One day I will do a post of my favorite business books that *actually* apply to yarn related businesses. It seems like most art-business books are focused more art fairs, setting up the business, or how to find inspiration. Helpful, but not generally what people are looking for if they already have a business they are trying to grow. And then there are the other business books that are maybe a bit intimidating to artists- what if you don't want a business you don't have to be present for or don't want to create ten million skeins of yarn? That will have to come later though! One day I will also post a "how to ACTUALLY price stuff"...with a breakdown and calculator.

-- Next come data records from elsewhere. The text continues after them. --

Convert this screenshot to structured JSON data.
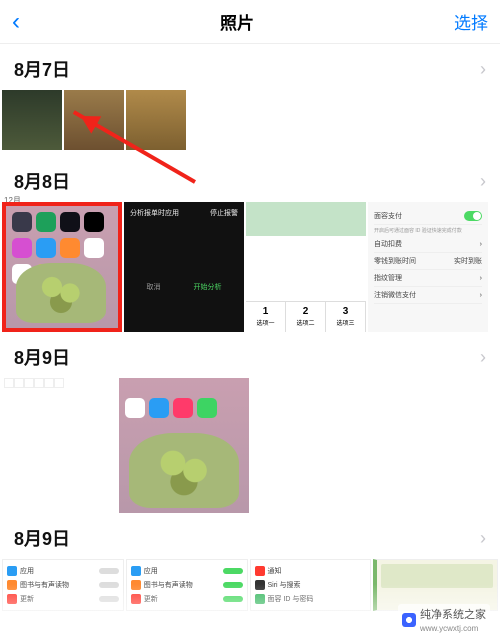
{
  "nav": {
    "title": "照片",
    "select": "选择"
  },
  "sections": [
    {
      "date": "8月7日"
    },
    {
      "date": "8月8日"
    },
    {
      "date": "8月9日"
    },
    {
      "date": "8月9日"
    }
  ],
  "aug7": {
    "badge": "12月"
  },
  "shot_dark": {
    "title": "分析报单时应用",
    "right": "停止报警",
    "b1": "取消",
    "b2": "开始分析"
  },
  "shot_tabs": {
    "t1": "1",
    "t2": "2",
    "t3": "3",
    "s1": "选项一",
    "s2": "选项二",
    "s3": "选项三"
  },
  "shot_settings": {
    "r1": "面容支付",
    "r1sub": "开启后可通过面容 ID 验证快速完成付款",
    "r2": "自动扣费",
    "r3": "零钱到账时间",
    "r3v": "实时到账",
    "r4": "指纹管理",
    "r5": "注销微信支付"
  },
  "list": {
    "a1": "应用",
    "a2": "图书与有声读物",
    "a3": "更新",
    "b1": "应用",
    "b2": "图书与有声读物",
    "b3": "更新",
    "c1": "通知",
    "c2": "Siri 与搜索",
    "c3": "面容 ID 与密码"
  },
  "watermark": {
    "text": "纯净系统之家",
    "url": "www.ycwxtj.com"
  },
  "colors": {
    "accent": "#007aff",
    "highlight": "#f0231a",
    "toggle": "#4cd964"
  }
}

The Business of Being an Artist I know most businesses (and artists, especially yarnies) struggle with pricing and the "how tos", trying to figure out if they should price based on what business books say (5 or 10 times mark up? For yarn? All the skeins would be $100!), or if they should price based on the heart. This is more practical... Geared towards visual artists, but does talk about finding a niche versus working in a variety of styles, offers some practical pricing advice, and talks about what people do with artwork that doesn't sell (something I rarely see discussed in business books!).
Artist's and Graphic Design Market If you are doing more design work, illustration, or other more visual art, you should check this out. It lists opportunities for artists, and comes out yearly. It is unusual in that it does not just list places to market work like fairs or galleries, but also companies that would buy your work to use on images (like card companies).
Art/Work Geared at beginning and mid level artists, but what makes it intersting/worthwhile is that it talks about the nuts and bolts of business for artists in more detail than most crafty business books (it actually mentions insurance and storage issues, for example), without the legalese of most regular business books.
Science of Shopping I had way too much fun listening to this as an audio book while spinning yarn. Amusing and witty, it is geared as much at businesses (please for the love of g*d place things where people can FIND them) as it is at customers (ever wonder why displays are arranged the way they are?). While not anthropology, if you like anthropolgy based of spaces (spheres of influence...), especially public spaces, this book will be interesting to you. Makes me wonder how I should be rearranging my website for easy of reading and finding information- and if maybe I have the text too small on my site.
And there has been fiction too:
The Martian Chronicles What can I say? I am taking a break from Asimov, and already reread Sense and Sensibility and Sea Monsters and Pride and Prejudice and Zombies and a number of other fluffy books over the weekend. Rainy weekends on the boat are good for that (and thank goodness for my Kindle, since it is a total pain to haul so many books around otherwise).
Farm City. Entertaining. Not as good as Plenty, but I suspect I have a soft spot in my heart for Plenty (aka 100 mile diet) since the authors are practically local to me. I have no real desire to farm or grow large amounts of food, my love of post apocalypse books aside. World Made by Hand: A Novel is a pretty good post-disaster scenario book though, in a very non-scifi sort of way, as it takes place years after the government has already fallen, in a community that has reverted to farming.